Once the OEBPS folder is opened, it reveals these four folders and two files. This is the core of an ePub.
In the example here I have made a book from a public domain text of L. Frank Baum’s Wizard of Oz. That book has only one image, its cover, which was made into a JPEG and a PNG by InDesign at the time of export. I discarded the JPEG in Sigil, because it’s not actually used by the ePub, and it takes up valuable space. When producing books with numerous illustrations, those will show up in the Images folder. Careful editing of an ePub will usually allow you to discard extra image files that are not used in the book.
In my Fonts folder are only two fonts, both in OpenType format, that are associated with this book (other books could have more). The Apple iBooks app was updated last year to acknowledge and display embedded fonts, so viewing this book on an iPad, for example, will display it in the fonts that I used to create the book. Other book readers will not do this, substituting generic fonts instead. Only OpenType and TrueType fonts work with book readers. PostScript fonts will not work.

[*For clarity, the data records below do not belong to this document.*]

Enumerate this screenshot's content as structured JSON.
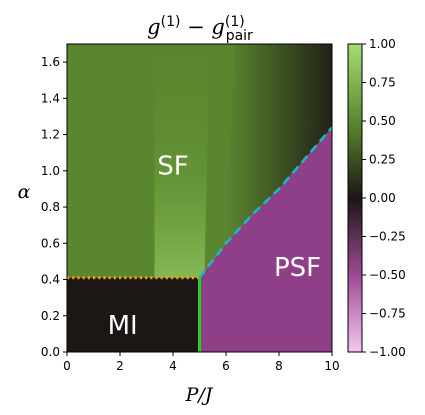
{
  "chart_data": {
    "type": "heatmap",
    "title": {
      "main": "g",
      "sup1": "(1)",
      "minus": " − g",
      "sub2": "pair",
      "sup2": "(1)"
    },
    "xlabel": "P/J",
    "ylabel": "α",
    "xlim": [
      0,
      10
    ],
    "ylim": [
      0,
      1.7
    ],
    "x_ticks": [
      "0",
      "2",
      "4",
      "6",
      "8",
      "10"
    ],
    "y_ticks": [
      "0.0",
      "0.2",
      "0.4",
      "0.6",
      "0.8",
      "1.0",
      "1.2",
      "1.4",
      "1.6"
    ],
    "colorbar": {
      "range": [
        -1.0,
        1.0
      ],
      "ticks": [
        "1.00",
        "0.75",
        "0.50",
        "0.25",
        "0.00",
        "−0.25",
        "−0.50",
        "−0.75",
        "−1.00"
      ],
      "colors": [
        "#f6c6f0",
        "#9c4a95",
        "#1c1614",
        "#5c8a2f",
        "#a6dc74"
      ]
    },
    "regions": [
      {
        "label": "SF",
        "x": 4.0,
        "y": 1.03
      },
      {
        "label": "PSF",
        "x": 8.7,
        "y": 0.47
      },
      {
        "label": "MI",
        "x": 2.1,
        "y": 0.15
      }
    ],
    "boundaries": {
      "mi_sf_alpha": 0.41,
      "mi_psf_P": 5.0,
      "sf_psf_curve": [
        [
          5.0,
          0.41
        ],
        [
          6.0,
          0.6
        ],
        [
          7.0,
          0.76
        ],
        [
          8.0,
          0.9
        ],
        [
          9.0,
          1.07
        ],
        [
          10.0,
          1.24
        ]
      ]
    },
    "line_colors": {
      "dotted": "#f5a00a",
      "solid": "#22d31c",
      "dashed": "#19b6c4"
    },
    "region_values": {
      "SF": 0.5,
      "PSF": -0.5,
      "MI": 0.0
    }
  }
}
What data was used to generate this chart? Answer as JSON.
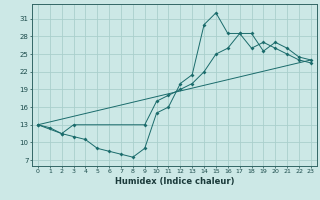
{
  "xlabel": "Humidex (Indice chaleur)",
  "bg_color": "#cce8e6",
  "grid_color": "#aacfcc",
  "line_color": "#1a6b6b",
  "xlim": [
    -0.5,
    23.5
  ],
  "ylim": [
    6.0,
    33.5
  ],
  "xticks": [
    0,
    1,
    2,
    3,
    4,
    5,
    6,
    7,
    8,
    9,
    10,
    11,
    12,
    13,
    14,
    15,
    16,
    17,
    18,
    19,
    20,
    21,
    22,
    23
  ],
  "yticks": [
    7,
    10,
    13,
    16,
    19,
    22,
    25,
    28,
    31
  ],
  "line1_x": [
    0,
    1,
    2,
    3,
    4,
    5,
    6,
    7,
    8,
    9,
    10,
    11,
    12,
    13,
    14,
    15,
    16,
    17,
    18,
    19,
    20,
    21,
    22,
    23
  ],
  "line1_y": [
    13,
    12.5,
    11.5,
    11,
    10.5,
    9.0,
    8.5,
    8.0,
    7.5,
    9.0,
    15.0,
    16.0,
    20.0,
    21.5,
    30.0,
    32.0,
    28.5,
    28.5,
    26.0,
    27.0,
    26.0,
    25.0,
    24.0,
    23.5
  ],
  "line2_x": [
    0,
    2,
    3,
    9,
    10,
    11,
    12,
    13,
    14,
    15,
    16,
    17,
    18,
    19,
    20,
    21,
    22,
    23
  ],
  "line2_y": [
    13,
    11.5,
    13,
    13,
    17,
    18,
    19,
    20,
    22,
    25,
    26,
    28.5,
    28.5,
    25.5,
    27.0,
    26.0,
    24.5,
    24.0
  ],
  "line3_x": [
    0,
    23
  ],
  "line3_y": [
    13,
    24
  ]
}
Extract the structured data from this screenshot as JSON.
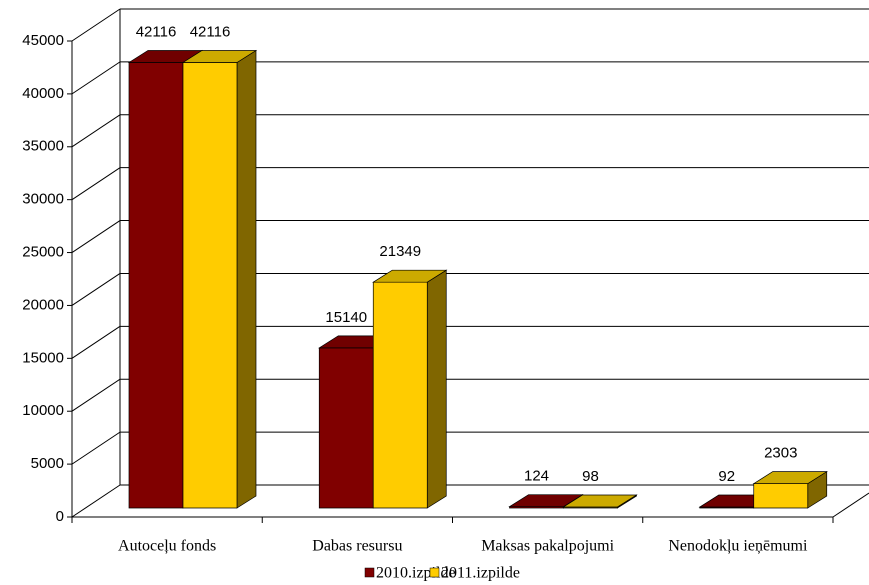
{
  "chart_data": {
    "type": "bar3d",
    "categories": [
      "Autoceļu fonds",
      "Dabas resursu",
      "Maksas pakalpojumi",
      "Nenodokļu ieņēmumi"
    ],
    "series": [
      {
        "name": "2010.izpilde",
        "color": "#800000",
        "values": [
          42116,
          15140,
          124,
          92
        ]
      },
      {
        "name": "2011.izpilde",
        "color": "#ffcc00",
        "values": [
          42116,
          21349,
          98,
          2303
        ]
      }
    ],
    "ylim": [
      0,
      45000
    ],
    "yticks": [
      0,
      5000,
      10000,
      15000,
      20000,
      25000,
      30000,
      35000,
      40000,
      45000
    ],
    "grid": true,
    "legend": "bottom"
  }
}
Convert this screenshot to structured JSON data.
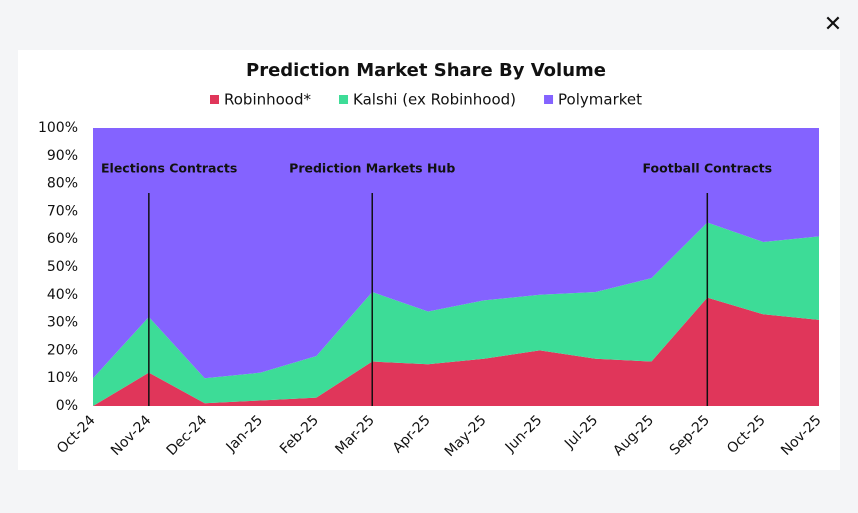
{
  "chart_data": {
    "type": "stacked-area",
    "title": "Prediction Market Share By Volume",
    "categories": [
      "Oct-24",
      "Nov-24",
      "Dec-24",
      "Jan-25",
      "Feb-25",
      "Mar-25",
      "Apr-25",
      "May-25",
      "Jun-25",
      "Jul-25",
      "Aug-25",
      "Sep-25",
      "Oct-25",
      "Nov-25"
    ],
    "series": [
      {
        "name": "Robinhood*",
        "color": "#e0365a",
        "values": [
          0,
          12,
          1,
          2,
          3,
          16,
          15,
          17,
          20,
          17,
          16,
          39,
          33,
          31
        ]
      },
      {
        "name": "Kalshi (ex Robinhood)",
        "color": "#3ddc97",
        "values": [
          10,
          20,
          9,
          10,
          15,
          25,
          19,
          21,
          20,
          24,
          30,
          27,
          26,
          30
        ]
      },
      {
        "name": "Polymarket",
        "color": "#8463ff",
        "values": [
          90,
          68,
          90,
          88,
          82,
          59,
          66,
          62,
          60,
          59,
          54,
          34,
          41,
          39
        ]
      }
    ],
    "ylim": [
      0,
      100
    ],
    "yticks": [
      {
        "value": 0,
        "label": "0%"
      },
      {
        "value": 10,
        "label": "10%"
      },
      {
        "value": 20,
        "label": "20%"
      },
      {
        "value": 30,
        "label": "30%"
      },
      {
        "value": 40,
        "label": "40%"
      },
      {
        "value": 50,
        "label": "50%"
      },
      {
        "value": 60,
        "label": "60%"
      },
      {
        "value": 70,
        "label": "70%"
      },
      {
        "value": 80,
        "label": "80%"
      },
      {
        "value": 90,
        "label": "90%"
      },
      {
        "value": 100,
        "label": "100%"
      }
    ],
    "annotations": [
      {
        "text": "Elections Contracts",
        "x": "Nov-24"
      },
      {
        "text": "Prediction Markets Hub",
        "x": "Mar-25"
      },
      {
        "text": "Football Contracts",
        "x": "Sep-25"
      }
    ],
    "legend": "top"
  }
}
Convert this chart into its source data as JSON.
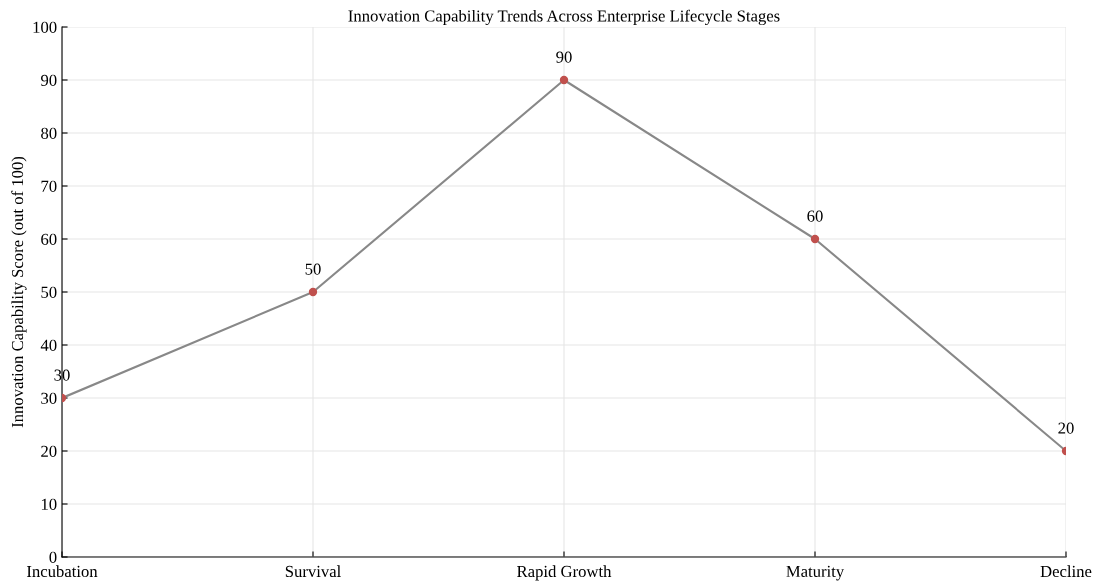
{
  "chart_data": {
    "type": "line",
    "title": "Innovation Capability Trends Across Enterprise Lifecycle Stages",
    "ylabel": "Innovation Capability Score (out of 100)",
    "categories": [
      "Incubation",
      "Survival",
      "Rapid Growth",
      "Maturity",
      "Decline"
    ],
    "series": [
      {
        "color": "#888888",
        "colors": [
          "#c0504d",
          "#c0504d",
          "#c0504d",
          "#c0504d",
          "#c0504d"
        ],
        "values": [
          30,
          50,
          90,
          60,
          20
        ]
      }
    ],
    "ylim": [
      0,
      100
    ],
    "yticks": [
      0,
      10,
      20,
      30,
      40,
      50,
      60,
      70,
      80,
      90,
      100
    ],
    "grid": true,
    "marker": "circle",
    "line_style": "solid",
    "data_labels": true
  }
}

In the Text folder are as many text files as there are chapters in the book. Each one is an xhtml-tagged file with the contents of the chapter. It is easy to edit these text files, and that makes last-minute corrections possible. This past week I made an eleventh-hour change to an ePub just before converting it to a Kindle book file and uploading that file to Amazon, saving several steps and considerable time.
The Styles folder usually contains only one file, the CSS (Cascading Style Sheet) file for the book. Here you find the xhtml-encoded styles for your book, and here you will discover immediately if you left anything in the original book unstyled, as InDesign will create as many styles as it needs to make your book work. I have a personal policy that everything on every page of my books must be styled, and this saves InDesign the trouble of creating extra styles on the fly. I like my CSS to be clean and succinct, without superfluous styles for single words or lines of type that I left unstyled in the original.
The toc.ncx file contains the table of contents in xhtml format. NCX stands for Navigation Center eXtended. This is a text file, but it’s best to let Sigil open it for you and make it editable, as opening it in a text editor is risky. In the table of contents file is a reference to each a href (just like a web link), which will deliver the book reader to the appropriate chapter. In the book I made, there are only the 24 chapters in the table of contents, and the contents document is just one level deep. In another book I created recently a multilevel table of contents resulted in four pages of content material.
The content.opf file is a file that contains a manifest of all of the content material in the book. It lists the chapter texts, the contents components, the cover art and any other illustrations in the book. OPF stands for Open Packaging Format, part of the ePub standard. It is legible and editable by those who understand its construction, so edit with care. In one book a few months back I discovered an errant page in my book. I removed the page, then removed the reference to the page from the manifest, and the book was repaired. Had it been any more complex than that, I probably would have gone back to the original and figured out how to fix it there.
In coming days I will write more about ePubs, so you have more geekiness to look forward to.